The bird also learned to call the dog to dinner, no matter what time of day it was. Understandably, the dog became neurotic.
The only time we needed to “untrain” Tiny Tim was after my dad hit his thumb with a hammer. The bird learned to say several new words which my mother did not appreciate.
I was usually the first one up in the morning and Tiny Tim would indicate to me that he needed more water or more birdseed. I understood what he wanted and responded accordingly. No doubt, my folks realized that Tiny Tim could teach me as well. They began to give it a lot of thought to having the bird check my homework.
(On a tangent: if you get flowers from planting flower seeds, how come when I planted bird seeds, no birds appeared?)

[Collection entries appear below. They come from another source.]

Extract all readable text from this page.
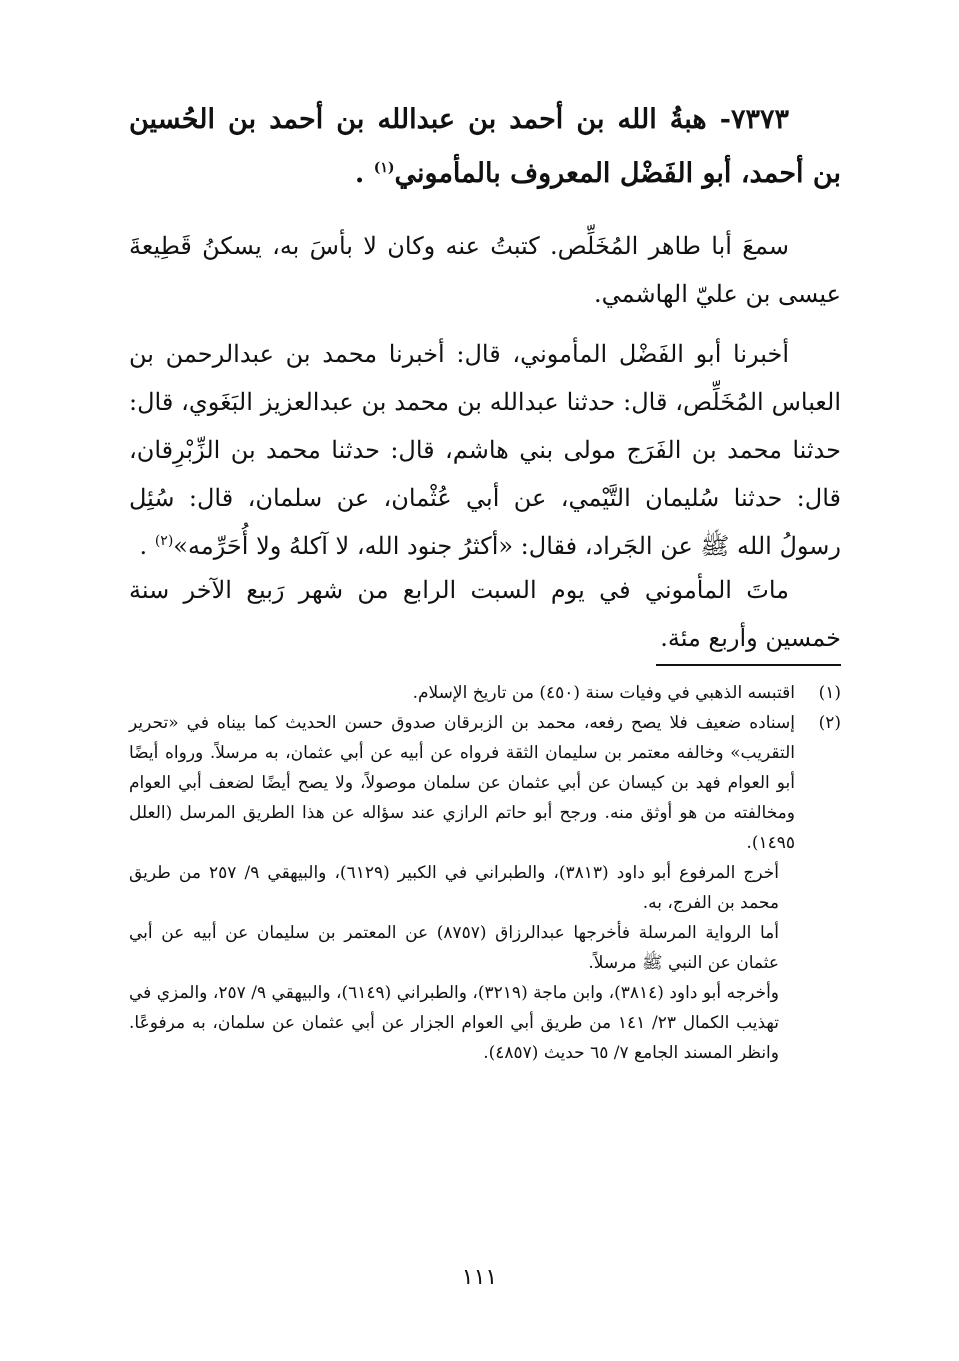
٧٣٧٣- هبةُ الله بن أحمد بن عبدالله بن أحمد بن الحُسين بن أحمد، أبو الفَضْل المعروف بالمأموني$^{(١)}$ .
سمعَ أبا طاهر المُخَلِّص. كتبتُ عنه وكان لا بأسَ به، يسكنُ قَطِيعةَ عيسى بن عليّ الهاشمي.
أخبرنا أبو الفَضْل المأموني، قال: أخبرنا محمد بن عبدالرحمن بن العباس المُخَلِّص، قال: حدثنا عبدالله بن محمد بن عبدالعزيز البَغَوي، قال: حدثنا محمد بن الفَرَج مولى بني هاشم، قال: حدثنا محمد بن الزِّبْرِقان، قال: حدثنا سُليمان التَّيْمي، عن أبي عُثْمان، عن سلمان، قال: سُئِل رسولُ الله ﷺ عن الجَراد، فقال: «أكثرُ جنود الله، لا آكلهُ ولا أُحَرِّمه»$^{(٢)}$ .
ماتَ المأموني في يوم السبت الرابع من شهر رَبيع الآخر سنة خمسين وأربع مئة.
(١)

اقتبسه الذهبي في وفيات سنة (٤٥٠) من تاريخ الإسلام.

(٢)

إسناده ضعيف فلا يصح رفعه، محمد بن الزبرقان صدوق حسن الحديث كما بيناه في «تحرير التقريب» وخالفه معتمر بن سليمان الثقة فرواه عن أبيه عن أبي عثمان، به مرسلاً. ورواه أيضًا أبو العوام فهد بن كيسان عن أبي عثمان عن سلمان موصولاً، ولا يصح أيضًا لضعف أبي العوام ومخالفته من هو أوثق منه. ورجح أبو حاتم الرازي عند سؤاله عن هذا الطريق المرسل (العلل ١٤٩٥).

أخرج المرفوع أبو داود (٣٨١٣)، والطبراني في الكبير (٦١٢٩)، والبيهقي ٩/ ٢٥٧ من طريق محمد بن الفرج، به.

أما الرواية المرسلة فأخرجها عبدالرزاق (٨٧٥٧) عن المعتمر بن سليمان عن أبيه عن أبي عثمان عن النبي ﷺ مرسلاً.

وأخرجه أبو داود (٣٨١٤)، وابن ماجة (٣٢١٩)، والطبراني (٦١٤٩)، والبيهقي ٩/ ٢٥٧، والمزي في تهذيب الكمال ٢٣/ ١٤١ من طريق أبي العوام الجزار عن أبي عثمان عن سلمان، به مرفوعًا. وانظر المسند الجامع ٧/ ٦٥ حديث (٤٨٥٧).

١١١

I was jealous of my neighbor’s parakeet, which his family had taught to recite the catch phrase for a local rock and roll radio station. My neighbor won a cash prize. I spoke to my dad about it and he still insisted that we would only play classical music on our radio. Trust me, parakeets cannot learn the “1812 Overture” or the aria from “Carmen.” Besides, no one would pay you if they could.
We could let Tiny Tim out of his cage and let him fly around. He often would land on someone’s head. Obviously, he thought of my grandfather’s head as a “clean restroom.”
Once Tiny Tim got out and we couldn’t find him; we looked throughout the house for him. Fortunately, the front door was closed. I opened my cat’s mouth to see if he was in there. (Who said you cannot learn things from watching Warner Brothers’ cartoons?) We found Tiny Tim in the clothes closet. For some reason, after that episode, the dry cleaners regularly gave Tiny Tim treats.
As do so many pets, Tiny Tim came to his natural end of life. I asked my dad what happened. My father sat me down and quietly said that Tiny Tim went to heaven to be with God. That puzzled me. I asked my dad, “What would God want with a dead bird?”